We are not the only ones so afflicted. The power of narrative in the Unites States, for example, is at least equally staggering. The fiction of WMDs in Iraq was so great that it silenced every proof. After 9/11, Republicans convinced a frightened polity that they must sacrifice their liberties for their freedom, and no one picked up a thesaurus. No doubt India, too, believes in a narrative that is the mirror of our own: inverted, and equally untrue.
It is irrelevant: we cannot judge ourselves by the failings of others, but by the successes we aspire to.

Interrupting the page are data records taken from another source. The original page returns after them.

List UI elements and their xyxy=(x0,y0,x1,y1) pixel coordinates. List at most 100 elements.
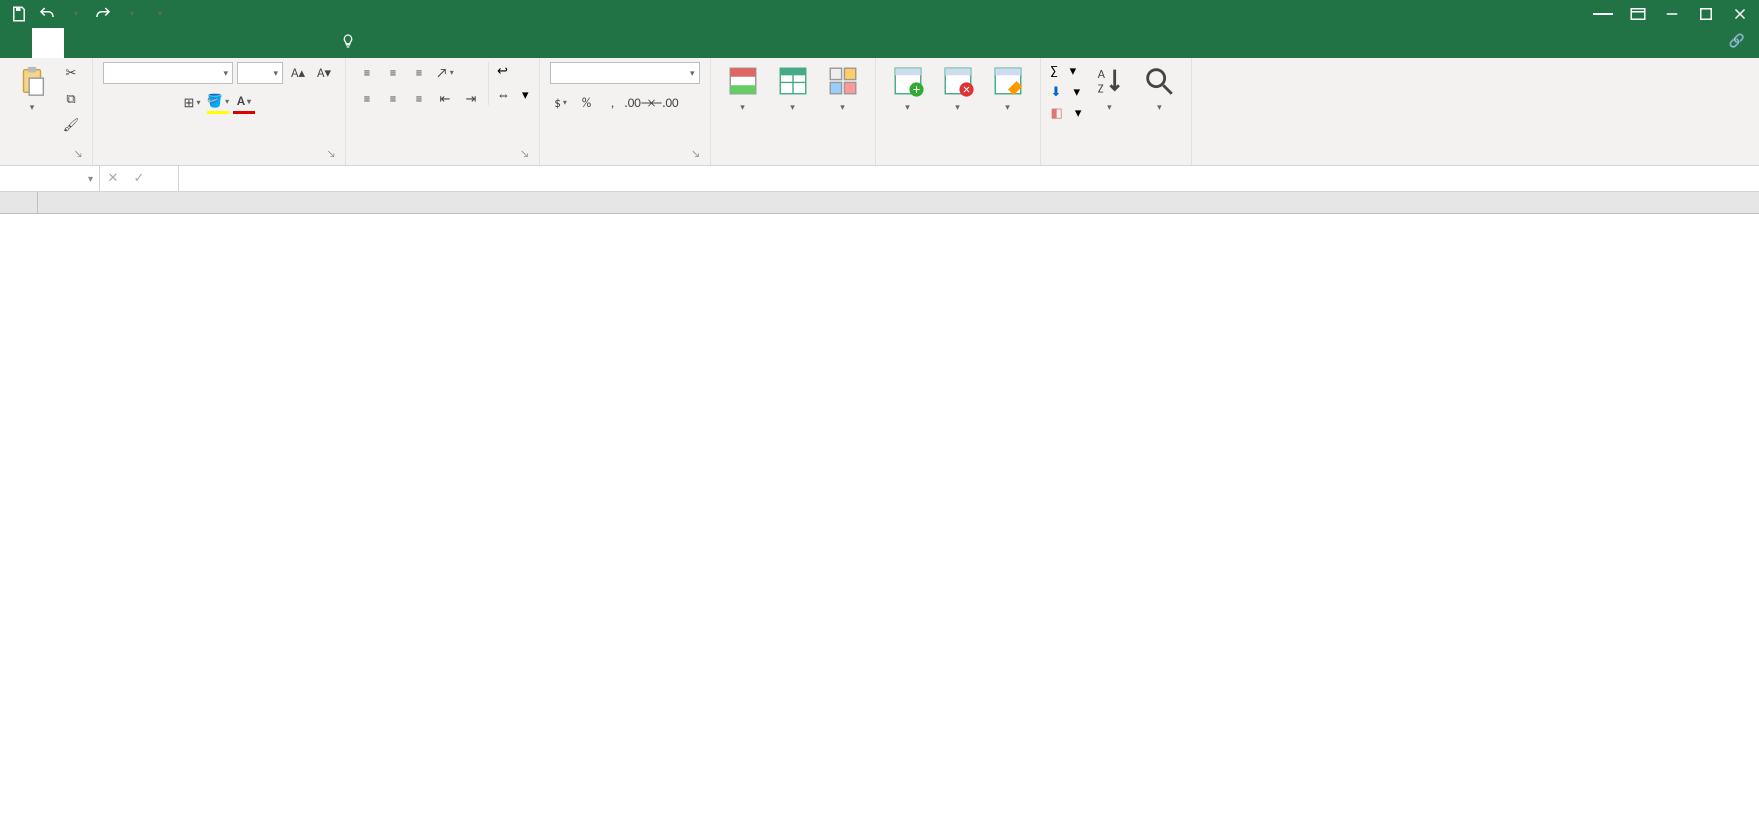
decrease-indent-icon[interactable]: ⇤ xyxy=(434,88,456,110)
decrease-decimal-icon[interactable]: ←.00 xyxy=(654,92,676,114)
autosum-button[interactable]: ∑ ▾ xyxy=(1051,62,1082,81)
clipboard-launcher-icon[interactable]: ↘ xyxy=(74,147,88,161)
tab-page-layout[interactable] xyxy=(96,28,128,58)
tab-file[interactable] xyxy=(0,28,32,58)
align-middle-icon[interactable]: ≡ xyxy=(382,62,404,84)
fill-color-icon[interactable]: 🪣 xyxy=(207,92,229,114)
enter-formula-icon[interactable]: ✓ xyxy=(126,171,152,186)
ribbon-tabs: 🔗 xyxy=(0,28,1759,58)
group-alignment: ≡ ≡ ≡ ↗ ≡ ≡ ≡ ⇤ ⇥ ↩ ⇔ ▾ ↘ xyxy=(346,58,540,165)
group-number: $ % , .00→ ←.00 ↘ xyxy=(540,58,711,165)
svg-text:×: × xyxy=(963,81,970,98)
close-icon[interactable] xyxy=(1731,5,1749,23)
undo-dropdown[interactable] xyxy=(66,5,84,23)
tab-review[interactable] xyxy=(192,28,224,58)
merge-center-button[interactable]: ⇔ ▾ xyxy=(497,85,529,105)
qat-customize[interactable] xyxy=(150,5,168,23)
paste-button[interactable] xyxy=(10,62,54,116)
format-cells-button[interactable] xyxy=(986,62,1030,116)
spreadsheet-grid xyxy=(0,192,1759,214)
undo-icon[interactable] xyxy=(38,5,56,23)
minimize-icon[interactable] xyxy=(1663,5,1681,23)
increase-decimal-icon[interactable]: .00→ xyxy=(628,92,650,114)
name-box[interactable] xyxy=(0,166,100,191)
alignment-launcher-icon[interactable]: ↘ xyxy=(521,147,535,161)
wrap-text-button[interactable]: ↩ xyxy=(497,62,529,81)
cell-styles-button[interactable] xyxy=(821,62,865,116)
group-clipboard: ✂ ⧉ 🖌 ↘ xyxy=(0,58,93,165)
select-all-corner[interactable] xyxy=(0,192,38,213)
cancel-formula-icon[interactable]: ✕ xyxy=(100,171,126,186)
format-painter-icon[interactable]: 🖌 xyxy=(60,114,82,136)
group-label-font xyxy=(103,159,335,163)
svg-text:+: + xyxy=(913,81,920,98)
tab-data[interactable] xyxy=(160,28,192,58)
format-as-table-button[interactable] xyxy=(771,62,815,116)
percent-icon[interactable]: % xyxy=(576,92,598,114)
number-launcher-icon[interactable]: ↘ xyxy=(692,147,706,161)
tab-home[interactable] xyxy=(32,28,64,58)
copy-icon[interactable]: ⧉ xyxy=(60,88,82,110)
align-right-icon[interactable]: ≡ xyxy=(408,88,430,110)
group-label-editing xyxy=(1051,159,1182,163)
wrap-text-icon: ↩ xyxy=(497,64,508,79)
delete-cells-button[interactable]: × xyxy=(936,62,980,116)
font-name-combo[interactable] xyxy=(103,62,233,84)
currency-icon[interactable]: $ xyxy=(550,92,572,114)
decrease-font-icon[interactable]: A▾ xyxy=(313,62,335,84)
fill-down-icon: ⬇ xyxy=(1051,85,1062,100)
redo-icon[interactable] xyxy=(94,5,112,23)
sort-filter-button[interactable]: AZ xyxy=(1087,62,1131,116)
underline-button[interactable] xyxy=(155,92,177,114)
increase-font-icon[interactable]: A▴ xyxy=(287,62,309,84)
share-button[interactable]: 🔗 xyxy=(1715,28,1759,58)
find-select-button[interactable] xyxy=(1137,62,1181,116)
orientation-icon[interactable]: ↗ xyxy=(434,62,456,84)
tell-me-search[interactable] xyxy=(320,28,364,58)
comma-icon[interactable]: , xyxy=(602,92,624,114)
save-icon[interactable] xyxy=(10,5,28,23)
svg-text:A: A xyxy=(1098,67,1106,82)
increase-indent-icon[interactable]: ⇥ xyxy=(460,88,482,110)
group-label-clipboard xyxy=(10,159,82,163)
clear-button[interactable]: ◧ ▾ xyxy=(1051,104,1082,123)
insert-cells-button[interactable]: + xyxy=(886,62,930,116)
redo-dropdown[interactable] xyxy=(122,5,140,23)
sigma-icon: ∑ xyxy=(1051,64,1058,79)
ribbon-display-options-icon[interactable] xyxy=(1629,5,1647,23)
group-cells: + × xyxy=(876,58,1041,165)
quick-access-toolbar xyxy=(4,5,168,23)
tab-foxit-pdf[interactable] xyxy=(288,28,320,58)
align-top-icon[interactable]: ≡ xyxy=(356,62,378,84)
tab-help[interactable] xyxy=(256,28,288,58)
maximize-icon[interactable] xyxy=(1697,5,1715,23)
number-format-combo[interactable] xyxy=(550,62,700,84)
tab-view[interactable] xyxy=(224,28,256,58)
font-launcher-icon[interactable]: ↘ xyxy=(327,147,341,161)
font-size-combo[interactable] xyxy=(237,62,283,84)
align-bottom-icon[interactable]: ≡ xyxy=(408,62,430,84)
formula-bar: ✕ ✓ xyxy=(0,166,1759,192)
conditional-formatting-button[interactable] xyxy=(721,62,765,116)
svg-text:Z: Z xyxy=(1098,81,1104,96)
tab-formulas[interactable] xyxy=(128,28,160,58)
tab-insert[interactable] xyxy=(64,28,96,58)
group-styles xyxy=(711,58,876,165)
group-label-cells xyxy=(886,159,1030,163)
ribbon: ✂ ⧉ 🖌 ↘ A▴ A▾ ⊞ 🪣 A xyxy=(0,58,1759,166)
cut-icon[interactable]: ✂ xyxy=(60,62,82,84)
group-editing: ∑ ▾ ⬇ ▾ ◧ ▾ AZ xyxy=(1041,58,1193,165)
group-label-number xyxy=(550,159,700,163)
titlebar xyxy=(0,0,1759,28)
lightbulb-icon xyxy=(340,33,356,53)
font-color-icon[interactable]: A xyxy=(233,92,255,114)
fill-button[interactable]: ⬇ ▾ xyxy=(1051,83,1082,102)
align-center-icon[interactable]: ≡ xyxy=(382,88,404,110)
group-font: A▴ A▾ ⊞ 🪣 A ↘ xyxy=(93,58,346,165)
align-left-icon[interactable]: ≡ xyxy=(356,88,378,110)
italic-button[interactable] xyxy=(129,92,151,114)
signin-button[interactable] xyxy=(1593,13,1613,15)
group-label-alignment xyxy=(356,159,529,163)
borders-icon[interactable]: ⊞ xyxy=(181,92,203,114)
bold-button[interactable] xyxy=(103,92,125,114)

What makes the best stories truly powerful is the proverbial grain of truth. US foreign policy has often acted against our interests. Some in India do truly wish us terrible harm. Democracy is indeed a chaotic mess that can take decades to evolve. But we must parse the grain from the chaff, a task as thankless and unromantic as it is necessary.
The worlds complexities are made up of more shades than we can imagine. To be open-minded makes many of us profoundly uncomfortable. It means letting go of the story, our place in it, and becoming adrift in a chaotic world where right and wrong are woven into an incomprehensible tapestry.
I am no purist; if the truth were of no practical help I would be content to let it rot. But if we are blind to the awkward and messy truths of the world we will stumble forever, never knowing the way forward.